The Real Reason Fans Are Furious About The Oscars Red Carpet

Look back at pictures for the 2021 Oscars red carpet, and without a timestamp, you'd be hard-pressed to pinpoint the event as smack-dab in the middle of a global pandemic. Unlike other awards shows held during COVID-19, the Oscars was an in-person event. Only 170 people got to watch nominees and presenters preen in front of cameras, live, at Union Station in Los Angeles, California, according to Los Angeles Times. Most of the show's audience members were plus ones. But that didn't stop Hollywood's nominated actors and actresses from turning up in serious style.

Best actress nominee Viola Davis was an early crowd-pleaser on Twitter, wowing Vogue with her gorgeous, white Alexander McQueen dress, and stunning Variety with her impromptu, pantomime performance of taking a shot. Best supporting actress nominee Amanda Seyfried took our breath away in a strapless, deep cut, old-Hollywood red, Armani gown (via People). It should have, would have, could have been easy to be carried away by the glitz and glamor of the night, had one thing not been glaringly obvious. No one seemed to be wearing a face mask.  

The 2021 Oscars no-mask-required policy is spooking people

According to Los Angeles Times, every single person at the 2021 Oscars was tested before attending the awards ceremony.
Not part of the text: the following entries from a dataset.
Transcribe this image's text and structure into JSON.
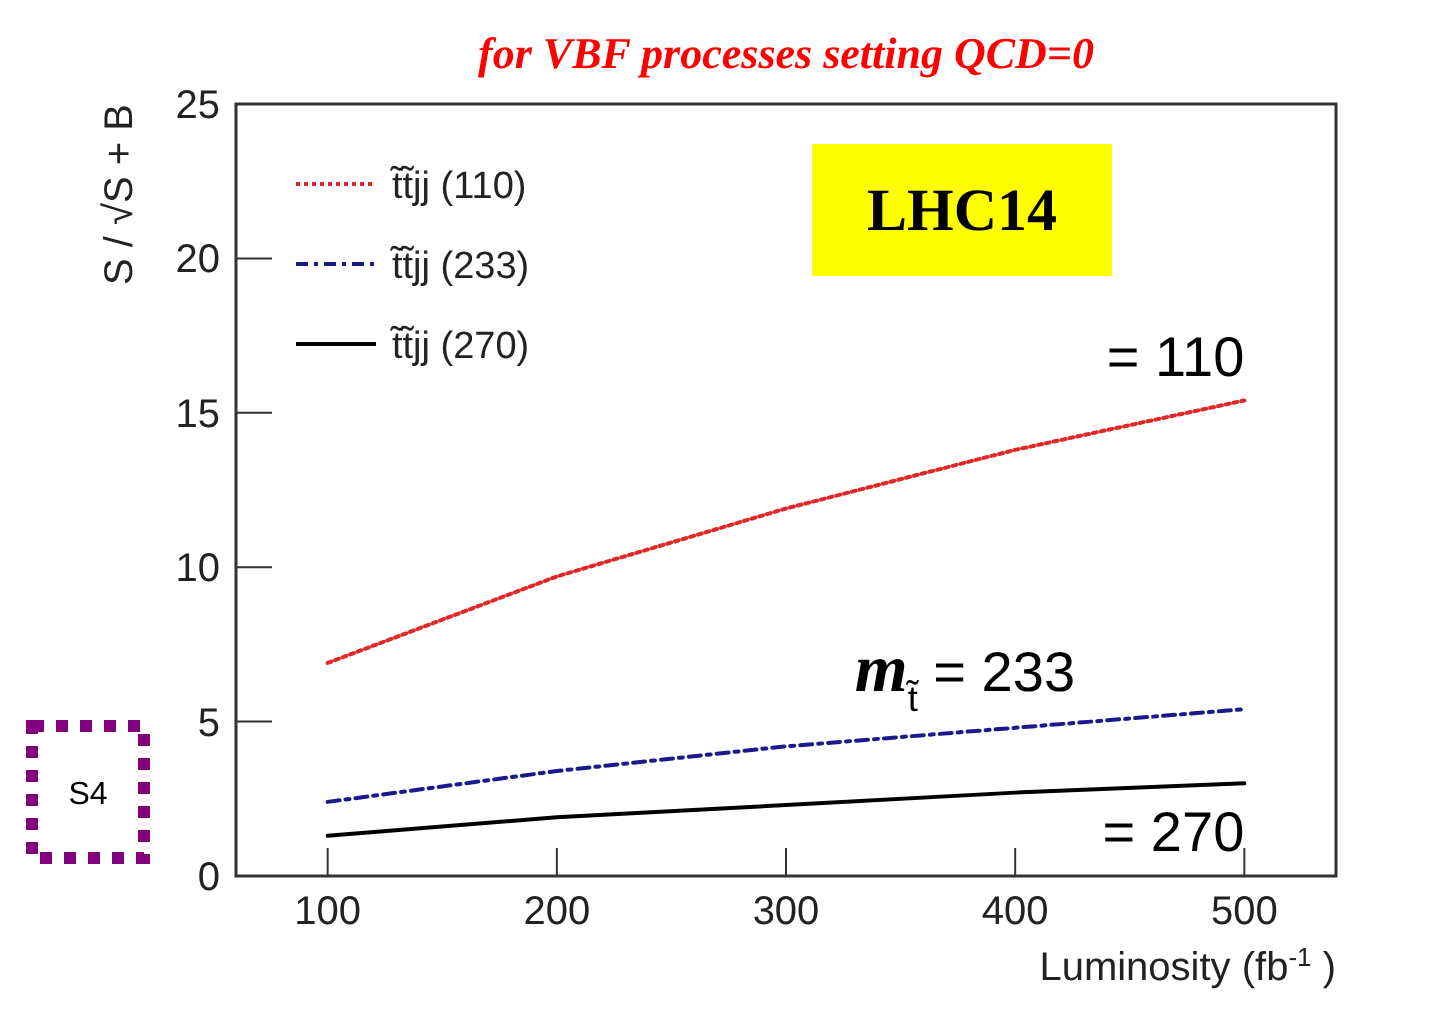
{
  "chart_data": {
    "type": "line",
    "title": "for VBF processes setting QCD=0",
    "xlabel": "Luminosity (fb$^{-1}$)",
    "ylabel": "S / √S + B",
    "x": [
      100,
      200,
      300,
      400,
      500
    ],
    "series": [
      {
        "name": "t̃t̃jj (110)",
        "color": "#e02828",
        "line_style": "dotted",
        "values": [
          6.9,
          9.7,
          11.9,
          13.8,
          15.4
        ]
      },
      {
        "name": "t̃t̃jj (233)",
        "color": "#1a1a8c",
        "line_style": "dashed",
        "values": [
          2.4,
          3.4,
          4.2,
          4.8,
          5.4
        ]
      },
      {
        "name": "t̃t̃jj (270)",
        "color": "#000000",
        "line_style": "solid",
        "values": [
          1.3,
          1.9,
          2.3,
          2.7,
          3.0
        ]
      }
    ],
    "xlim": [
      60,
      540
    ],
    "ylim": [
      0,
      25
    ],
    "xticks": [
      100,
      200,
      300,
      400,
      500
    ],
    "yticks": [
      0,
      5,
      10,
      15,
      20,
      25
    ],
    "grid": false,
    "legend": "top left",
    "annotations": [
      "LHC14",
      "S4",
      {
        "text": "= 110",
        "x": 500,
        "y": 15.4
      },
      "m$_{t̃}$ = 233",
      {
        "text": "= 270",
        "x": 500,
        "y": 3.0
      }
    ]
  }
}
More than that, producers promised to treat the event "as an active movie set, with specially designed testing cadences to ensure up-to-the-minute results, including an on-site COVID safety team with PCR testing capability." As meticulous as the award ceremony's organizers may have been, Twitter doesn't think the Oscars' no-masks-required policy was a good look. 

"Now is everybody at the red carpet fully vaccinated like why the hell does nobody have a mask on?" asked one, miffed viewer via tweet. "Anyone else feeling unsettled watching the coverage?" asked another. "Seeing people milling about, the vast majority without masks, and then seeing the interviewers stand far apart from who they're interviewing (also unmasked) just feels disingenuous." A third chimed in: "Why is there no mask mandate at the Oscars? People mingling and being interviewed with no masks but us ordinary people would be vilified for the same thing!!"

As per Los Angeles Times, the show's attendees weren't required to put face masks on while they're in front of cameras. They were, however, asked to do so during commercial breaks.